Ultrasonic non-linear harmonic generation in air for the characterization of thin membranes over an ultra-wide frequency range.

Air-coupled ultrasonic methods allow for the rapid and noninvasive characterization of porous materials extracting valuable information regarding their performance and structure directly from their ultrasonic response. Nevertheless, in some cases, both the accuracy and the amount of information can be increased if measurements are taken over a wide frequency range. This can be a significant limitation depending on the transduction technology to be employed. In particular, for the use of PMUTs and CMUTs that are better suited for scaling up industrial deployment of this technology, as these are, typically, narrowband and low frequency transducers when operated in air. To enable the use of low-frequency and narrowband transducers for the characterization of filtration membranes using air-coupled ultrasound, we propose to make use of large amplitude narrowband and low frequency signals and non-linear harmonic generation in the air.
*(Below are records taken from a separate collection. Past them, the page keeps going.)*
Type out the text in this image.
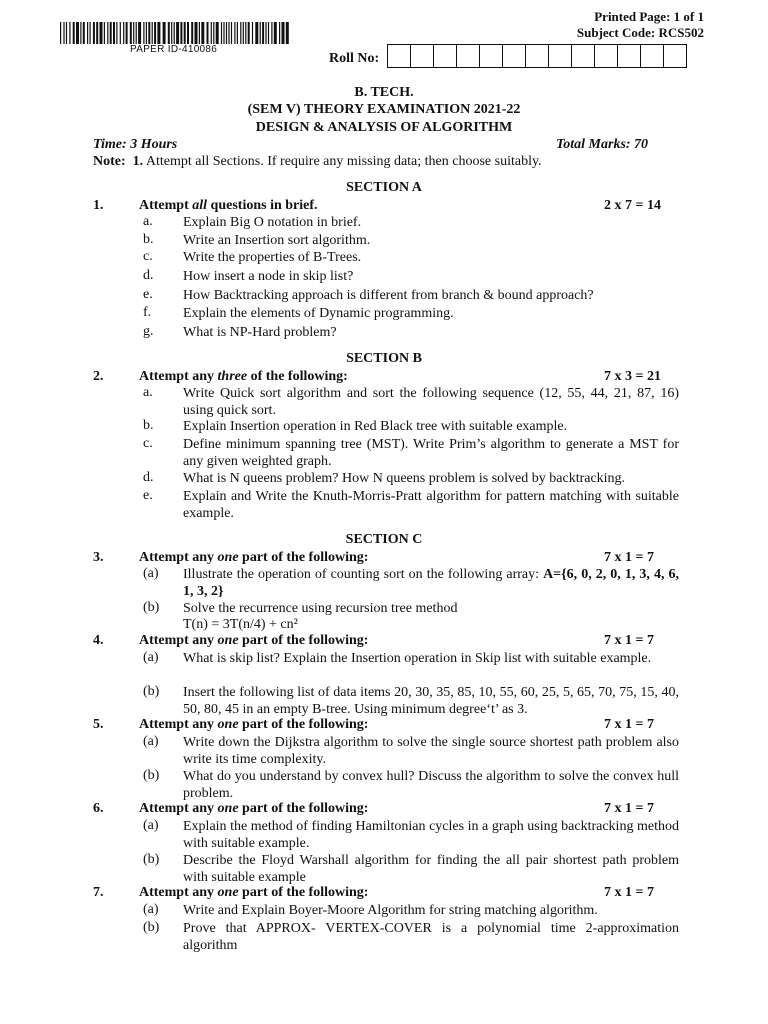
PAPER ID-410086
Printed Page: 1 of 1
Subject Code: RCS502
Roll No:
B. TECH.
(SEM V) THEORY EXAMINATION 2021-22
DESIGN & ANALYSIS OF ALGORITHM
Time: 3 Hours	Total Marks: 70
Note: 1. Attempt all Sections. If require any missing data; then choose suitably.
SECTION A
1.	Attempt all questions in brief.	2 x 7 = 14
a. Explain Big O notation in brief.
b. Write an Insertion sort algorithm.
c. Write the properties of B-Trees.
d. How insert a node in skip list?
e. How Backtracking approach is different from branch & bound approach?
f. Explain the elements of Dynamic programming.
g. What is NP-Hard problem?
SECTION B
2.	Attempt any three of the following:	7 x 3 = 21
a. Write Quick sort algorithm and sort the following sequence (12, 55, 44, 21, 87, 16) using quick sort.
b. Explain Insertion operation in Red Black tree with suitable example.
c. Define minimum spanning tree (MST). Write Prim’s algorithm to generate a MST for any given weighted graph.
d. What is N queens problem? How N queens problem is solved by backtracking.
e. Explain and Write the Knuth-Morris-Pratt algorithm for pattern matching with suitable example.
SECTION C
3.	Attempt any one part of the following:	7 x 1 = 7
(a) Illustrate the operation of counting sort on the following array: A={6, 0, 2, 0, 1, 3, 4, 6, 1, 3, 2}
(b) Solve the recurrence using recursion tree method
T(n) = 3T(n/4) + cn²
4.	Attempt any one part of the following:	7 x 1 = 7
(a) What is skip list? Explain the Insertion operation in Skip list with suitable example.
(b) Insert the following list of data items 20, 30, 35, 85, 10, 55, 60, 25, 5, 65, 70, 75, 15, 40, 50, 80, 45 in an empty B-tree. Using minimum degree‘t’ as 3.
5.	Attempt any one part of the following:	7 x 1 = 7
(a) Write down the Dijkstra algorithm to solve the single source shortest path problem also write its time complexity.
(b) What do you understand by convex hull? Discuss the algorithm to solve the convex hull problem.
6.	Attempt any one part of the following:	7 x 1 = 7
(a) Explain the method of finding Hamiltonian cycles in a graph using backtracking method with suitable example.
(b) Describe the Floyd Warshall algorithm for finding the all pair shortest path problem with suitable example
7.	Attempt any one part of the following:	7 x 1 = 7
(a) Write and Explain Boyer-Moore Algorithm for string matching algorithm.
(b) Prove that APPROX- VERTEX-COVER is a polynomial time 2-approximation algorithm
To validate the potential of this approach, we characterized several filter materials by applying the proposed technique using different excitation and setup configurations including different ultrasonic sensors: high-sensitivity and broadband piezoelectric self-made transducers (235 kHz, 650 kHz and 1000 kHz); narrowband, low-frequency and low-cost transducers (flexural 40 kHz and radial 120 kHz); and an ultra-wideband receiver self-fabricated based on PVDF film. The results obtained were compared with conventional linear wideband air-coupled ultrasonic measurements, which allowed us to validate this approach. This innovation is expected to have a positive impact on the applicability of ultrasonic techniques, as it will ease the measurement process being a less demanding alternative in terms of equipment needs and time required.